MPF ouve funcionários de presídio sobre soltura de traficantes com alvará falso

João Felipe Barbieri foi condenado a 27 anos de prisão e deixou o presídio, pela porta da frente, no dia 18 de novembro do ano passado

Leandro Resende
Por Leandro Resende, CNN  
24 de fevereiro de 2021 às 08:25 | Atualizado 24 de fevereiro de 2021 às 08:26

 

João Filipe Barbieri deixou a prisão com alvará falso.
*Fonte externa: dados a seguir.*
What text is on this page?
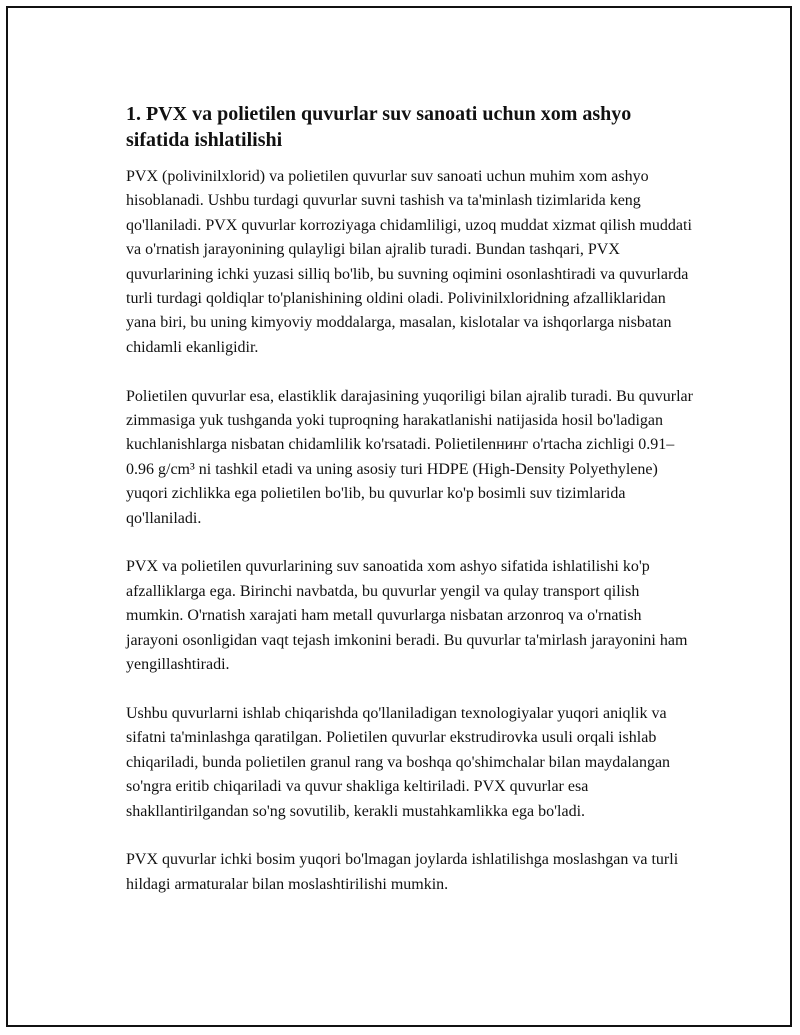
1. PVX va polietilen quvurlar suv sanoati uchun xom ashyo sifatida ishlatilishi

PVX (polivinilxlorid) va polietilen quvurlar suv sanoati uchun muhim xom ashyo hisoblanadi. Ushbu turdagi quvurlar suvni tashish va ta'minlash tizimlarida keng qo'llaniladi. PVX quvurlar korroziyaga chidamliligi, uzoq muddat xizmat qilish muddati va o'rnatish jarayonining qulayligi bilan ajralib turadi. Bundan tashqari, PVX quvurlarining ichki yuzasi silliq bo'lib, bu suvning oqimini osonlashtiradi va quvurlarda turli turdagi qoldiqlar to'planishining oldini oladi. Polivinilxloridning afzalliklaridan yana biri, bu uning kimyoviy moddalarga, masalan, kislotalar va ishqorlarga nisbatan chidamli ekanligidir.

Polietilen quvurlar esa, elastiklik darajasining yuqoriligi bilan ajralib turadi. Bu quvurlar zimmasiga yuk tushganda yoki tuproqning harakatlanishi natijasida hosil bo'ladigan kuchlanishlarga nisbatan chidamlilik ko'rsatadi. Polietilenнинг o'rtacha zichligi 0.91–0.96 g/cm³ ni tashkil etadi va uning asosiy turi HDPE (High-Density Polyethylene) yuqori zichlikka ega polietilen bo'lib, bu quvurlar ko'p bosimli suv tizimlarida qo'llaniladi.

PVX va polietilen quvurlarining suv sanoatida xom ashyo sifatida ishlatilishi ko'p afzalliklarga ega. Birinchi navbatda, bu quvurlar yengil va qulay transport qilish mumkin. O'rnatish xarajati ham metall quvurlarga nisbatan arzonroq va o'rnatish jarayoni osonligidan vaqt tejash imkonini beradi. Bu quvurlar ta'mirlash jarayonini ham yengillashtiradi.

Ushbu quvurlarni ishlab chiqarishda qo'llaniladigan texnologiyalar yuqori aniqlik va sifatni ta'minlashga qaratilgan. Polietilen quvurlar ekstrudirovka usuli orqali ishlab chiqariladi, bunda polietilen granul rang va boshqa qo'shimchalar bilan maydalangan so'ngra eritib chiqariladi va quvur shakliga keltiriladi. PVX quvurlar esa shakllantirilgandan so'ng sovutilib, kerakli mustahkamlikka ega bo'ladi.

PVX quvurlar ichki bosim yuqori bo'lmagan joylarda ishlatilishga moslashgan va turli hildagi armaturalar bilan moslashtirilishi mumkin.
Imagens da câmera de segurança
Foto: Reprodução/CNN

O Ministério Público Federal realiza na manhã desta quarta-feira (24) os primeiros depoimentos na investigação que apura como um dos maiores traficantes de armas do mundo deixou a cadeia no Rio de Janeiro usando um alvará falso. João Filipe Barbieri foi condenado a 27 anos de prisão por associação para o tráfico e tráfico internacional de armas, e deixou o presídio, pela porta da frente, no dia 18 de novembro do ano passado, ao lado de um outro traficante de armas.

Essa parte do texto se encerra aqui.